One night, as he was just about to fall asleep under his Stanford Super Series Commemorative duvet, his fairy godmother appeared. She told him not to be alarmed and to look out of the window. With a wave of her magic wand, a quiet little shire hen that had been pecking away in the castle courtyard was instantly transformed into a plump goose wearing a Kolkata Knight Riders baseball cap.
“Is that all?” said King Giles, “What do I want with a goose? Haven’t you got any cake?”
“It’s a magical goose,” replied the fairy, “Say the magic words, ‘synergistic revenue maximisation’ and it will lay a golden egg. But if you ask it too many times, it will stop laying altogether and disappear in a puff of apathy.”
King Giles thought for a minute.
“Could I have another one?”
“No. It’s a metaphor. It doesn’t work if you have two,” replied the fairy.
King Giles was happy with his marvellous goose. But soon the barons heard of this miraculous creature and they crept into the castle and stole it. They took it around the country, saying the magic words and scattering golden eggs wherever they went.
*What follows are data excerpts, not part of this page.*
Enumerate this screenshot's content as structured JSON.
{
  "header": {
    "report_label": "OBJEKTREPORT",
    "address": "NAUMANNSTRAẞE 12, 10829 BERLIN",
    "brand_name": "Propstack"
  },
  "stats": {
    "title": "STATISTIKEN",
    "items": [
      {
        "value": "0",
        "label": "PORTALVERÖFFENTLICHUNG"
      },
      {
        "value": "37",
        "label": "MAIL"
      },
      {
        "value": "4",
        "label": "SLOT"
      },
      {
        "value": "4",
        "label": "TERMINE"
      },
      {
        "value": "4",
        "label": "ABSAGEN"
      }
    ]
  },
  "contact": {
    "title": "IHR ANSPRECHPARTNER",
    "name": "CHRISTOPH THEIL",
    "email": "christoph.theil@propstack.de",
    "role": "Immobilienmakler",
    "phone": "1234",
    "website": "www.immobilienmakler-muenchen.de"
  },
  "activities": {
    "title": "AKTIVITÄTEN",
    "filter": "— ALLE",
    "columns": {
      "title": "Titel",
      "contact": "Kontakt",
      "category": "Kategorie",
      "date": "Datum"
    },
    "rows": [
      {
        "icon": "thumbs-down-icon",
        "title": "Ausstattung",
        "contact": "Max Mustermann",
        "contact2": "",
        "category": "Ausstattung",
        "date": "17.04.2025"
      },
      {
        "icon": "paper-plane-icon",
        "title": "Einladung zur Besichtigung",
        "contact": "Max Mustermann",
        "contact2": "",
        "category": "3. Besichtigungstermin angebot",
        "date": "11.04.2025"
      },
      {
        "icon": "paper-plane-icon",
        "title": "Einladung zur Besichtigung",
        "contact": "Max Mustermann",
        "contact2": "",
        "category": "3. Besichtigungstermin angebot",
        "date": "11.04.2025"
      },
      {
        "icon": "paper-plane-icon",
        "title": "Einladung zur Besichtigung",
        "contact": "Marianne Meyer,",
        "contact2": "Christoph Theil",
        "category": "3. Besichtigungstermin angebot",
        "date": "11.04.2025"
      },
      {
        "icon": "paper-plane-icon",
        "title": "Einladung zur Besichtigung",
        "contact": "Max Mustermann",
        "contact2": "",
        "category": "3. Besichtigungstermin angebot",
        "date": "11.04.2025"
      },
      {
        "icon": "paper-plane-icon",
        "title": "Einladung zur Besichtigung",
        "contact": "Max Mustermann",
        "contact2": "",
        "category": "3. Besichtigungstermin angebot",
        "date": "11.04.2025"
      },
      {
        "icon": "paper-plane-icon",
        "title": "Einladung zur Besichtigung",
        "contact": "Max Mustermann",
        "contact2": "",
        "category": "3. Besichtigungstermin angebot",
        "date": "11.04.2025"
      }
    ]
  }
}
At first lots of villagers wanted to come and see the goose. So many people came, in fact, that the barons started to charge £20 a time plus extra for ale and pies.
But after a while, people grew bored of watching the goose and had no pennies left, so instead spent their spare time darning their socks or renovating their cottages. One July day when the poor exhausted goose had laid her 158th golden egg of the summer, the magic stopped working and in a trice she turned back into a plain old shire hen, whose eggs were small, uninteresting and not at all golden.
The barons were most displeased and so they had a meeting at which they decided that King Giles was to blame. And to teach him a lesson, they told all of the newspapers in the kingdom that it was his fault that the goose no longer generated sufficient revenue streams. Word spread throughout the land and children began to taunt poor King Giles whenever he passed by in his ECB coach.
“There goes silly King Giles,” they said, “the man who lost the goose that laid the golden eggs.”
And the eighteen heavily-subsidised barons lived happily ever after.